Cette entente permet donc à Sortir FM de reprendre l'antenne après une pause cet été. Et preuve que les dirigeants de la station privée n'ont jamais craint de ne pas revenir en ondes malgré les embûches des derniers mois, la nouvelle programmation concoctée a été revue et corrigée. C'est ainsi que dès le 8 septembre, l'animateur-vedette de Sortir FM, Robert Gillet, reprendra son micro le matin entouré de cinq collaborateurs permanents, en plus d'être épaulé par une multitude d'autres intervenants.
Président et chef de la programmation de Sortir FM, Louis Massicotte s'est réjoui de la diversité et du nombre de collaborateurs - une vingtaine au total - que présentera l'émission À la table de Robert. Du nombre, remarquons notamment la présence du chroniqueur du Soleil François Bourque, qui a accepté une invitation hebdomadaire à se joindre à l'émission matinale. Il partagera entre autres sa vision de la vie urbaine à Québec.
Parmi les autres collaborateurs qui font leur apparition, notons Pierre Blais (culturel), François Marchand (développement urbain) et Denis Angers, de la Commission de la capitale nationale. Plusieurs anciens seront de retour, dont notamment Jean Brouillard (vie culturelle, urbaine et mondaine), Jérôme-Henri Dejardin (plaisirs gourmands) et Robert Dutrisac (journaliste au Devoir), pour ne nommer que ceux-là.
Durant le jour, tandis que l'émission du midi avec Jérôme-Henri Dejardin et celle du retour animée par David Lemelin ne reviennent pas, des «bulletins-agendas» seront servis en continu de 10h à 16h30. «Un espèce de LCN culturel et touristique», résume Louis Massicotte. La case horaire de 17h à 18h a été confiée du lundi au jeudi à Nathalie Clark.
De son côté, Robert Gillet s'est dit «très heureux» de revenir en ondes. Questionné à savoir s'il a craint que Sortir FM se retrouve sans fréquence en attendant la fin des démarches auprès du CRTC, l'animateur a assuré ne pas s'en être inquiété. «Je laissais les choses aller. J'ai assez d'expérience dans ce milieu pour ne plus m'en faire avec ce genre de choses.»

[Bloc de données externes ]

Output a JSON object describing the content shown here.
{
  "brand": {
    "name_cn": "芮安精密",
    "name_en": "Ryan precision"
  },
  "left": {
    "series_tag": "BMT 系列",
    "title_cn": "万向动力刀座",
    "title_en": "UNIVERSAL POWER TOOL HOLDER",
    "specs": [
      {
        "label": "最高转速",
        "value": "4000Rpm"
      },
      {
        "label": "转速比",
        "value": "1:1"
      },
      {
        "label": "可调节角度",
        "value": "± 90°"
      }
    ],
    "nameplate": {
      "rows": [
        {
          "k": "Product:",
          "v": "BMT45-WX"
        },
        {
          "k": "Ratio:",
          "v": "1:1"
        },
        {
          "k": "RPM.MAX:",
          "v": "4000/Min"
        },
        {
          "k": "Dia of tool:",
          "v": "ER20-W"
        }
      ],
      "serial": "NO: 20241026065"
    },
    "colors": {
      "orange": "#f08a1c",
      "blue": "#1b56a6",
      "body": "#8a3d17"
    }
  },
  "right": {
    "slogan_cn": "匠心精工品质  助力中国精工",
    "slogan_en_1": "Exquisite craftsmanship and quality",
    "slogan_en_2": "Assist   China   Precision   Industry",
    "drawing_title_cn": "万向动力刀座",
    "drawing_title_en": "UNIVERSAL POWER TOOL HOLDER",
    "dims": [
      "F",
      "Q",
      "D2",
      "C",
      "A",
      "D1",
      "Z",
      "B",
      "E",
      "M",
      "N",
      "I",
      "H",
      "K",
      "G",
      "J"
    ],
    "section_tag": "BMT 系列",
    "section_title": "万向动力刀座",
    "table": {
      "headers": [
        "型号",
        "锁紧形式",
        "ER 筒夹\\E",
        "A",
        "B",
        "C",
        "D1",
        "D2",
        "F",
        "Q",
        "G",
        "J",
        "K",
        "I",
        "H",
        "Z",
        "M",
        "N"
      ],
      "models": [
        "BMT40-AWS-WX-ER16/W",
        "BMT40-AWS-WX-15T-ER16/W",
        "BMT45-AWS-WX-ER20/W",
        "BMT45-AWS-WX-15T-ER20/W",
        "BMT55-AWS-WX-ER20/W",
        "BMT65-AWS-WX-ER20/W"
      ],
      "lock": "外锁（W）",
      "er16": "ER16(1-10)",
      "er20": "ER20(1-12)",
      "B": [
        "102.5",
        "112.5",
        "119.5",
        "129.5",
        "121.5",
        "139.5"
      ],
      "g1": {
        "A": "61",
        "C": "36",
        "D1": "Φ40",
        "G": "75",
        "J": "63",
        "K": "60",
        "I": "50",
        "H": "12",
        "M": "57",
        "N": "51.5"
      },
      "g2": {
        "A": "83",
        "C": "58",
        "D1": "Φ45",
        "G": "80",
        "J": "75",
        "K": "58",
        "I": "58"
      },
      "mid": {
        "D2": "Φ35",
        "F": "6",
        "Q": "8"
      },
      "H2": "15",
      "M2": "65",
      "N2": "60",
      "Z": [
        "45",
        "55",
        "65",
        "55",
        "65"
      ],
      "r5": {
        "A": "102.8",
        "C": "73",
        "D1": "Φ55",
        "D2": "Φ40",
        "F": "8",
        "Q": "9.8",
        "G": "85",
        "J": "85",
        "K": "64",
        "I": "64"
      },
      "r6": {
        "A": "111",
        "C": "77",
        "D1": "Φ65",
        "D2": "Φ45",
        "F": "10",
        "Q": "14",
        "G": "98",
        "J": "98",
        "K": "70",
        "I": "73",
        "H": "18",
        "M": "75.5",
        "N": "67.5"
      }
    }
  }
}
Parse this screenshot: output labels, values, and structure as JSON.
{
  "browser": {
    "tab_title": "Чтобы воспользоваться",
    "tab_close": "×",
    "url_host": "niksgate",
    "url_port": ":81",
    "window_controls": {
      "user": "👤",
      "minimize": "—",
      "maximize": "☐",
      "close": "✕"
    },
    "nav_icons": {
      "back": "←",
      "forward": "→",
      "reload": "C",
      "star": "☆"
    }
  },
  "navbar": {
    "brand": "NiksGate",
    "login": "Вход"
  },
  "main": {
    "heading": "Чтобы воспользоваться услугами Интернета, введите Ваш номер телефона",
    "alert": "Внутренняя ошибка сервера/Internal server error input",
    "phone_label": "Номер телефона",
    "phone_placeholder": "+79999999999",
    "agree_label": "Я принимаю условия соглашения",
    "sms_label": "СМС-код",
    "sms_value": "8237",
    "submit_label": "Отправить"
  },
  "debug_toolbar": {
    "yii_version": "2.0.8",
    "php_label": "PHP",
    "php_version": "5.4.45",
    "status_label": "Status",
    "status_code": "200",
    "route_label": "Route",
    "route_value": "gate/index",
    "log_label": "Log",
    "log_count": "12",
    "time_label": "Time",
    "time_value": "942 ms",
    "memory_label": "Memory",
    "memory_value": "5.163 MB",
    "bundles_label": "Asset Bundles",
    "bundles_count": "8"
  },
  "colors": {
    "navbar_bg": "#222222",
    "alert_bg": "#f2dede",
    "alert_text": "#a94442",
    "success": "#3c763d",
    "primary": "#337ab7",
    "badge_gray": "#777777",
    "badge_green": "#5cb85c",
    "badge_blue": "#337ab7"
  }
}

Pour Louis Massicotte, la confiance n'a jamais été ébranlée. «Il n'y avait aucun risque de ne pas revenir en ondes. C'était clair en juin.» Élément important à confirmer pour le dirigeant avant d'annoncer la nouvelle programmation, il lui fallait avoir la certitude de pouvoir terminer la saison sur la même fréquence. Une question de respect pour les annonceurs et le public de la station. D'après le président de Sortir FM, l'entente avec le groupe de Guy Simard a été «très, très cordiale». «Ils n'avaient pas besoin de la fréquence pour l'instant.»
Reste que pour Sortir FM, la priorité demeure toujours de mettre la main sur le 106,9. «On est en train de préparer le déménagement», a affirmé Louis Massicotte, bien que conscient que son groupe doit attendre le feu vert du CRTC. «On a le sentiment qu'on aura une réponse au cours de la saison», a-t-il lâché, sans vouloir présumer davantage.
Mais peu importe, que ce soit au 90,3 ou au 106,9, l'optimisme est solide chez Sortir FM. «Certains nous ont enterrés rapidement, mais il n'y aura pas de funérailles», a illustré Louis Massicotte. «On ne pèse pas sur le frein, on pèse sur la pédale à gaz!»